Note: with current implementation, you can already navigate ML menu without CONFIG_QEMU=y... if you define GUIMODE_ML_MENU = 0 (so it won't try to change the GUI mode, because that part doesn't work). One big step closer towards running unmodified ML in QEMU :)

Greg

500D :

# ./run_canon_fw.sh 500D -s -S & arm-none-eabi-gdb -x 500D/debugmsg.gdb

source -v debug-logging.gdb

macro define CURRENT_TASK 0x1A74
macro define CURRENT_ISR  (*(int*)0x664 ? (*(int*)0x668) >> 2 : 0)

b *0xFF066A98
DebugMsg_log

b *0xFF069E2C
task_create_log

b *0xFF064520
load_default_date_time_log
macro define RTC_VALID_FLAG (*(int*)0x2BC4)

cont

budafilms

Hi everybody,
an optimistic question from someone without skills to use this: wich is the real utility/advantage of this?
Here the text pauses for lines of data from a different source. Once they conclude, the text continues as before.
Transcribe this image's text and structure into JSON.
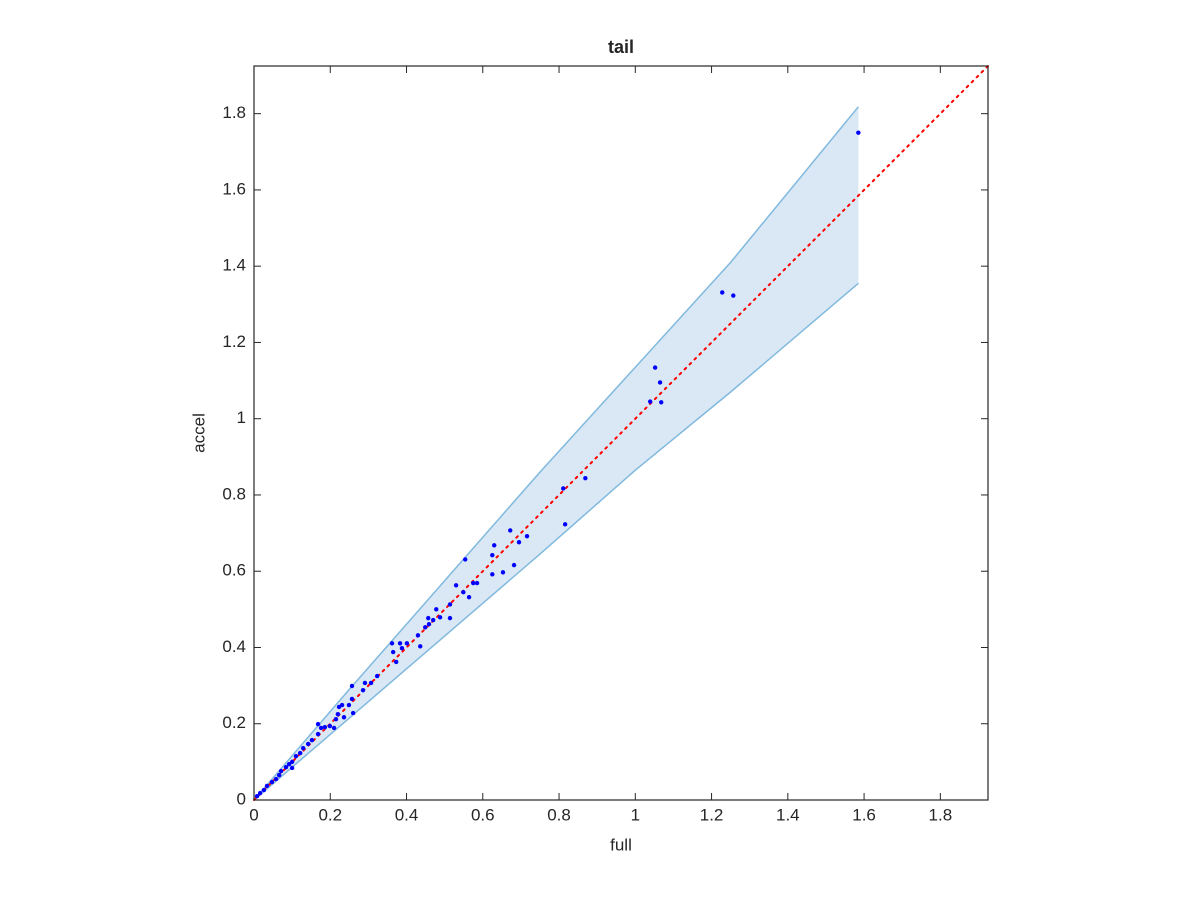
{
  "chart_data": {
    "type": "scatter",
    "title": "tail",
    "x_label": "full",
    "y_label": "accel",
    "xlim": [
      0,
      1.925
    ],
    "ylim": [
      0,
      1.925
    ],
    "xticks": [
      0,
      0.2,
      0.4,
      0.6,
      0.8,
      1,
      1.2,
      1.4,
      1.6,
      1.8
    ],
    "yticks": [
      0,
      0.2,
      0.4,
      0.6,
      0.8,
      1,
      1.2,
      1.4,
      1.6,
      1.8
    ],
    "band": {
      "x": [
        0,
        0.25,
        0.5,
        0.75,
        1.0,
        1.25,
        1.585
      ],
      "upper": [
        0,
        0.29,
        0.575,
        0.86,
        1.135,
        1.41,
        1.818
      ],
      "lower": [
        0,
        0.215,
        0.43,
        0.645,
        0.865,
        1.07,
        1.355
      ],
      "color": "#80b9de",
      "fill": "#d9e8f4"
    },
    "reference_line": {
      "x": [
        0,
        1.925
      ],
      "y": [
        0,
        1.925
      ],
      "color": "#ff0000",
      "style": "dotted"
    },
    "series": [
      {
        "color": "#0000ff",
        "x": [
          1.585,
          1.228,
          1.257,
          1.052,
          1.065,
          1.039,
          1.068,
          0.869,
          0.811,
          0.816,
          0.672,
          0.716,
          0.695,
          0.63,
          0.625,
          0.682,
          0.625,
          0.653,
          0.554,
          0.575,
          0.585,
          0.53,
          0.549,
          0.564,
          0.514,
          0.514,
          0.478,
          0.488,
          0.47,
          0.457,
          0.449,
          0.459,
          0.43,
          0.436,
          0.401,
          0.388,
          0.383,
          0.365,
          0.362,
          0.373,
          0.323,
          0.307,
          0.291,
          0.286,
          0.257,
          0.257,
          0.249,
          0.26,
          0.231,
          0.223,
          0.22,
          0.215,
          0.236,
          0.199,
          0.21,
          0.168,
          0.176,
          0.186,
          0.168,
          0.152,
          0.142,
          0.129,
          0.121,
          0.11,
          0.1,
          0.092,
          0.084,
          0.1,
          0.071,
          0.066,
          0.058,
          0.047,
          0.034,
          0.026,
          0.016,
          0.008
        ],
        "values": [
          1.75,
          1.331,
          1.323,
          1.134,
          1.095,
          1.045,
          1.043,
          0.844,
          0.817,
          0.723,
          0.707,
          0.692,
          0.676,
          0.668,
          0.642,
          0.616,
          0.592,
          0.597,
          0.631,
          0.569,
          0.569,
          0.563,
          0.545,
          0.532,
          0.513,
          0.477,
          0.5,
          0.479,
          0.472,
          0.477,
          0.453,
          0.461,
          0.432,
          0.403,
          0.411,
          0.398,
          0.411,
          0.388,
          0.411,
          0.362,
          0.325,
          0.307,
          0.307,
          0.288,
          0.299,
          0.265,
          0.249,
          0.228,
          0.249,
          0.244,
          0.225,
          0.212,
          0.217,
          0.194,
          0.189,
          0.199,
          0.189,
          0.191,
          0.173,
          0.157,
          0.147,
          0.136,
          0.123,
          0.115,
          0.1,
          0.094,
          0.086,
          0.084,
          0.076,
          0.065,
          0.055,
          0.047,
          0.037,
          0.026,
          0.018,
          0.01
        ]
      }
    ]
  }
}
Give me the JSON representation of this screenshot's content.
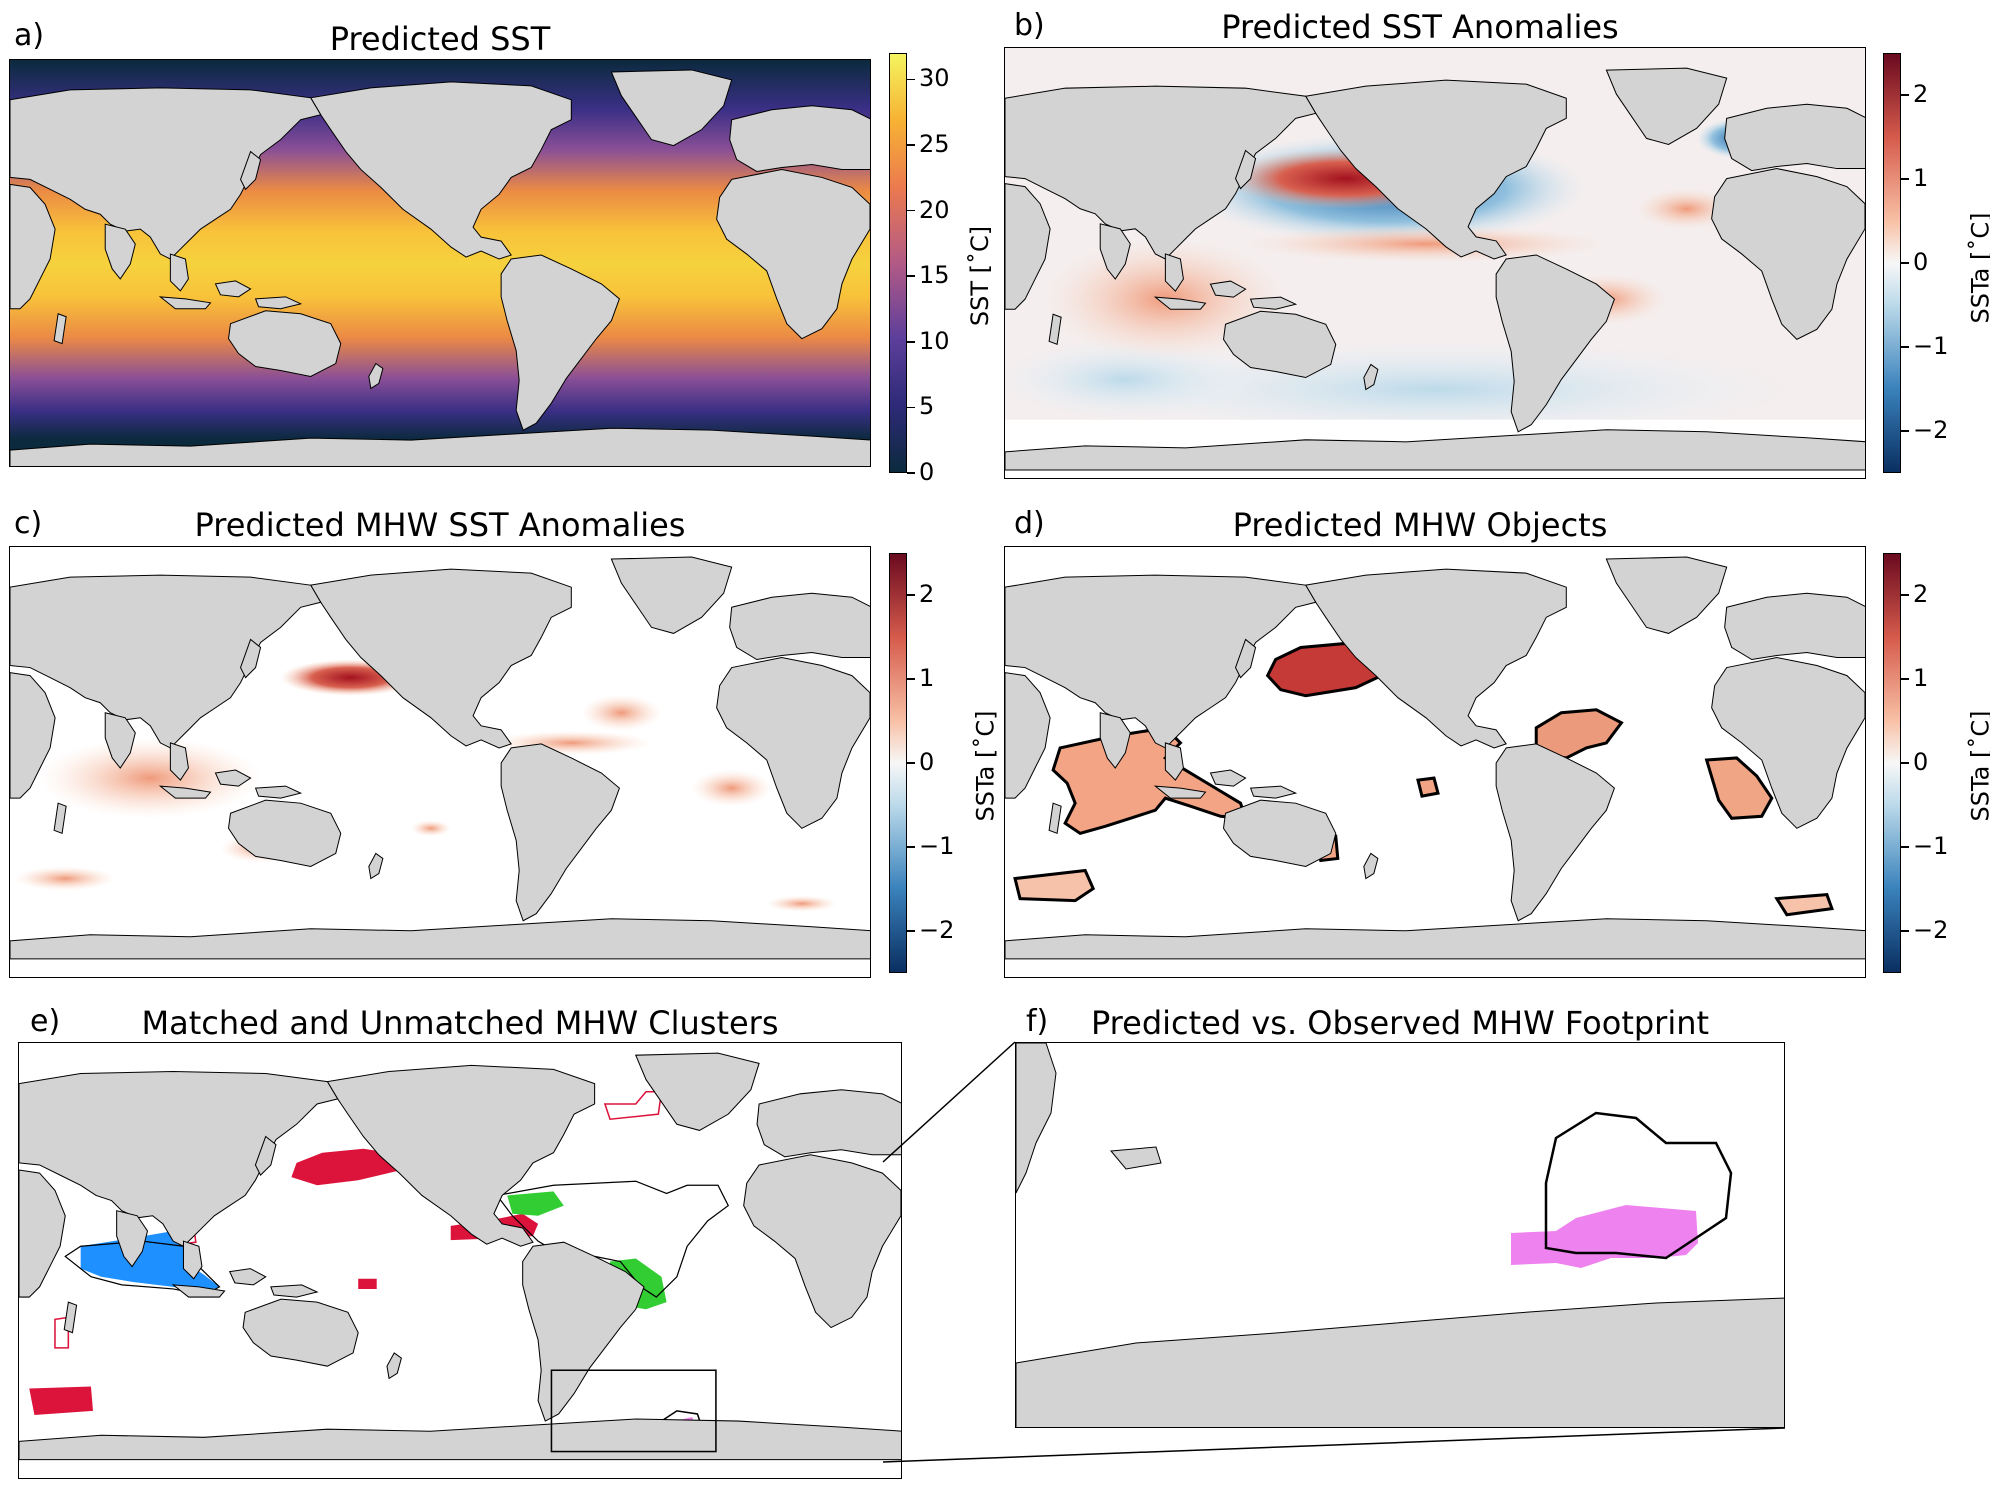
{
  "panels": {
    "a": {
      "letter": "a)",
      "title": "Predicted SST"
    },
    "b": {
      "letter": "b)",
      "title": "Predicted SST Anomalies"
    },
    "c": {
      "letter": "c)",
      "title": "Predicted MHW SST Anomalies"
    },
    "d": {
      "letter": "d)",
      "title": "Predicted MHW Objects"
    },
    "e": {
      "letter": "e)",
      "title": "Matched and Unmatched MHW Clusters"
    },
    "f": {
      "letter": "f)",
      "title": "Predicted vs. Observed MHW Footprint"
    }
  },
  "colorbars": {
    "sst": {
      "label": "SST [$^\\circ$C]",
      "display_label": "SST [˚C]",
      "ticks": [
        "0",
        "5",
        "10",
        "15",
        "20",
        "25",
        "30"
      ],
      "range": [
        0,
        32
      ]
    },
    "ssta": {
      "label": "SSTa [˚C]",
      "ticks": [
        "−2",
        "−1",
        "0",
        "1",
        "2"
      ],
      "range": [
        -2.5,
        2.5
      ]
    }
  },
  "colors": {
    "land": "#d3d3d3",
    "matched_pacific": "#dc143c",
    "matched_indian": "#1e90ff",
    "matched_atlantic": "#32cd32",
    "footprint_predicted": "#ee82ee",
    "unmatched_outline": "#dc143c"
  }
}
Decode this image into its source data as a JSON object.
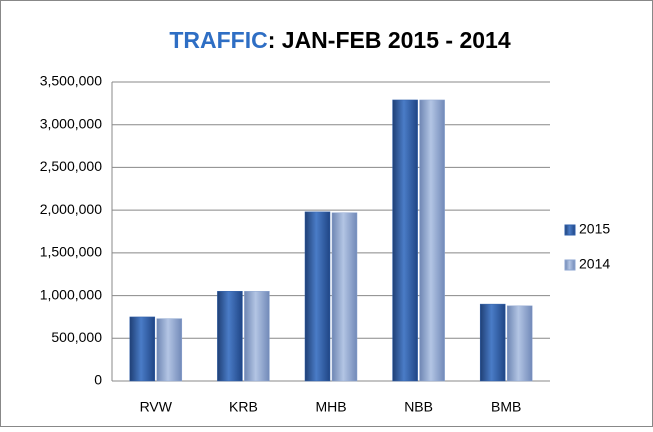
{
  "chart_data": {
    "type": "bar",
    "title": [
      "TRAFFIC",
      ":  JAN-FEB 2015 - 2014"
    ],
    "categories": [
      "RVW",
      "KRB",
      "MHB",
      "NBB",
      "BMB"
    ],
    "series": [
      {
        "name": "2015",
        "color": "#2e5ea8",
        "values": [
          750000,
          1050000,
          1980000,
          3290000,
          900000
        ]
      },
      {
        "name": "2014",
        "color": "#8ea6d0",
        "values": [
          730000,
          1050000,
          1970000,
          3290000,
          880000
        ]
      }
    ],
    "ylim": [
      0,
      3500000
    ],
    "yticks": [
      0,
      {
        "value": 500000,
        "label": "500,000"
      },
      {
        "value": 1000000,
        "label": "1,000,000"
      },
      {
        "value": 1500000,
        "label": "1,500,000"
      },
      {
        "value": 2000000,
        "label": "2,000,000"
      },
      {
        "value": 2500000,
        "label": "2,500,000"
      },
      {
        "value": 3000000,
        "label": "3,000,000"
      },
      {
        "value": 3500000,
        "label": "3,500,000"
      }
    ],
    "grid": true,
    "legend": "right"
  }
}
(I mean, for example, more memory, more resolution, new language for coding, girls...)

Thanks!

Walter Schulz

Testing code without cam:
- Cam will not brick
- You have not to wear out gear (card, slot, cardreader, etc.) each time you have to replace binaries.